Analyst Ratings January 27, 2026

Scotiabank Starts Coverage of CGI With Sector Perform, C$140 Target

Bank flags discretionary consulting exposure as driver of neutral rating; CGI forges global AI alliance with OpenAI amid mixed operational signals

By Maya Rios GIB
Scotiabank Starts Coverage of CGI With Sector Perform, C$140 Target
GIB

Scotiabank has initiated coverage of CGI Group Inc with a Sector Perform rating and a C$140.00 price objective. The bank cites the company’s exposure to discretionary IT spending in its Consulting business as the primary reason for a neutral stance, while noting valuation metrics that sit modestly above peer averages. CGI has also announced a global alliance with OpenAI and faces recent operational indicators including declining book-to-bill ratios and weaker organic growth.

Key Points

  • Scotiabank initiated coverage of CGI with a Sector Perform rating and a C$140.00 target - impacts investment decisions in IT services and tech sectors.
  • Scotiabank applies ~9.3x CY2027E EV/EBITDA to CGI versus a peer average of 8.8x; CGI currently trades at 10.55x EV/EBITDA and a 16.67 P/E - relevant for equity valuation and relative performance analysis.
  • CGI announced a global alliance with OpenAI to expand enterprise AI solutions, while RBC Capital reiterated an Outperform rating with a C$165.00 target - developments of interest to AI, consulting, and enterprise software markets.
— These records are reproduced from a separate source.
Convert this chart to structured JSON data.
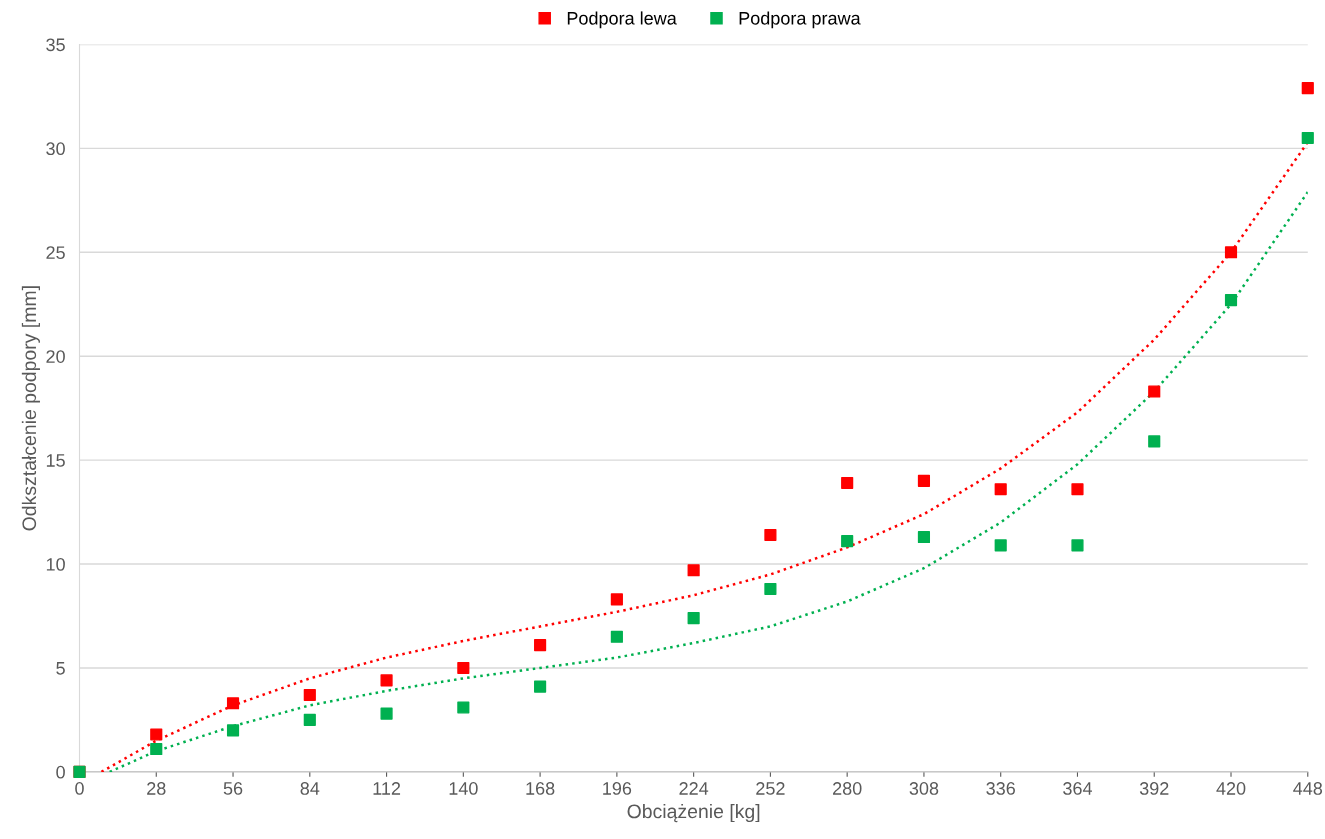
{
  "chart_data": {
    "type": "scatter",
    "xlabel": "Obciążenie [kg]",
    "ylabel": "Odkształcenie podpory [mm]",
    "x": [
      0,
      28,
      56,
      84,
      112,
      140,
      168,
      196,
      224,
      252,
      280,
      308,
      336,
      364,
      392,
      420,
      448
    ],
    "series": [
      {
        "name": "Podpora lewa",
        "color": "#ff0000",
        "marker": "square",
        "values": [
          0,
          1.8,
          3.3,
          3.7,
          4.4,
          5.0,
          6.1,
          8.3,
          9.7,
          11.4,
          13.9,
          14.0,
          13.6,
          13.6,
          18.3,
          25.0,
          32.9
        ]
      },
      {
        "name": "Podpora prawa",
        "color": "#00b050",
        "marker": "square",
        "values": [
          0,
          1.1,
          2.0,
          2.5,
          2.8,
          3.1,
          4.1,
          6.5,
          7.4,
          8.8,
          11.1,
          11.3,
          10.9,
          10.9,
          15.9,
          22.7,
          30.5
        ]
      },
      {
        "color": "#ff0000",
        "type": "line",
        "marker": "none",
        "line_style": "dotted",
        "x": [
          8,
          28,
          56,
          84,
          112,
          140,
          168,
          196,
          224,
          252,
          280,
          308,
          336,
          364,
          392,
          420,
          448
        ],
        "values": [
          0,
          1.5,
          3.2,
          4.5,
          5.5,
          6.3,
          7.0,
          7.7,
          8.5,
          9.5,
          10.8,
          12.4,
          14.6,
          17.3,
          20.8,
          25.0,
          30.3
        ]
      },
      {
        "color": "#00b050",
        "type": "line",
        "marker": "none",
        "line_style": "dotted",
        "x": [
          11,
          28,
          56,
          84,
          112,
          140,
          168,
          196,
          224,
          252,
          280,
          308,
          336,
          364,
          392,
          420,
          448
        ],
        "values": [
          0,
          1.0,
          2.2,
          3.2,
          3.9,
          4.5,
          5.0,
          5.5,
          6.2,
          7.0,
          8.2,
          9.8,
          12.0,
          14.8,
          18.3,
          22.5,
          27.9
        ]
      }
    ],
    "xlim": [
      0,
      448
    ],
    "xticks": [
      0,
      28,
      56,
      84,
      112,
      140,
      168,
      196,
      224,
      252,
      280,
      308,
      336,
      364,
      392,
      420,
      448
    ],
    "ylim": [
      0,
      35
    ],
    "yticks": [
      0,
      5,
      10,
      15,
      20,
      25,
      30,
      35
    ],
    "grid": "y",
    "legend": "top"
  }
}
Scotiabank has launched coverage of CGI Group Inc (TSX:GIB/A) (NYSE:GIB), assigning a Sector Perform rating and setting a target price of C$140.00.

According to InvestingPro data cited by the bank, CGI shares were trading at $89.19, a level that implies potential upside relative to Scotiabank’s Fair Value assessment. The information technology services provider carries a market capitalization of $19.12 billion and is scheduled to report earnings tomorrow.

In its initial coverage, Scotiabank values CGI at a slight premium to the broader IT services peer group, applying roughly 9.3x CY2027E EV/EBITDA versus the peer average of 8.8x. By comparison, CGI currently trades at an EV/EBITDA multiple of 10.55x and a price-to-earnings ratio of 16.67.

The bank’s neutral recommendation is driven mainly by the company’s exposure to discretionary IT expenditures concentrated in its Consulting business, which is part of the Systems Integration and Consulting - SI&C - segment. Scotiabank highlighted that the SI&C division has recorded book-to-bill ratios below 100% for several consecutive quarters, a condition that has weighed on revenue growth.

Those dynamics have produced flat to slightly negative organic growth for CGI, and Scotiabank expects that trend to persist through at least the first half of fiscal 2026.

Alongside the coverage note, CGI announced a global alliance with OpenAI intended to scale enterprise AI capabilities across industries. The partnership is described as building on a prior pilot program the company ran with OpenAI in the United Kingdom, and it aims to deploy AI functionality with an emphasis on secure and responsible implementation.

Separately, RBC Capital has reiterated an Outperform rating on CGI, retaining a price target of C$165.00. RBC’s commentary noted a 5% decline in job postings quarter-over-quarter, marking the sixth straight quarter of sequential declines. Despite that hiring metric, RBC’s stance signals continued confidence in the company’s market positioning.

Taken together, the new coverage from Scotiabank, CGI’s strategic AI collaboration, and RBC’s reaffirmation illustrate contrasting inputs for investors: valuation and partnership momentum on one hand, and near-term top-line pressure tied to consulting demand on the other.

Risks

  • Continued weakness in discretionary IT spending could further pressure the SI&C segment, affecting top-line performance and organic growth - relevant to IT services and consulting sectors.
  • Persistent book-to-bill ratios below 100% may sustain flat to negative organic growth through at least the first half of fiscal 2026, introducing revenue risk and potential margin pressure.
  • Sequential declines in job postings, including a noted 5% quarter-over-quarter decrease, could constrain capacity or signal softer demand trends that affect delivery and revenue recognition.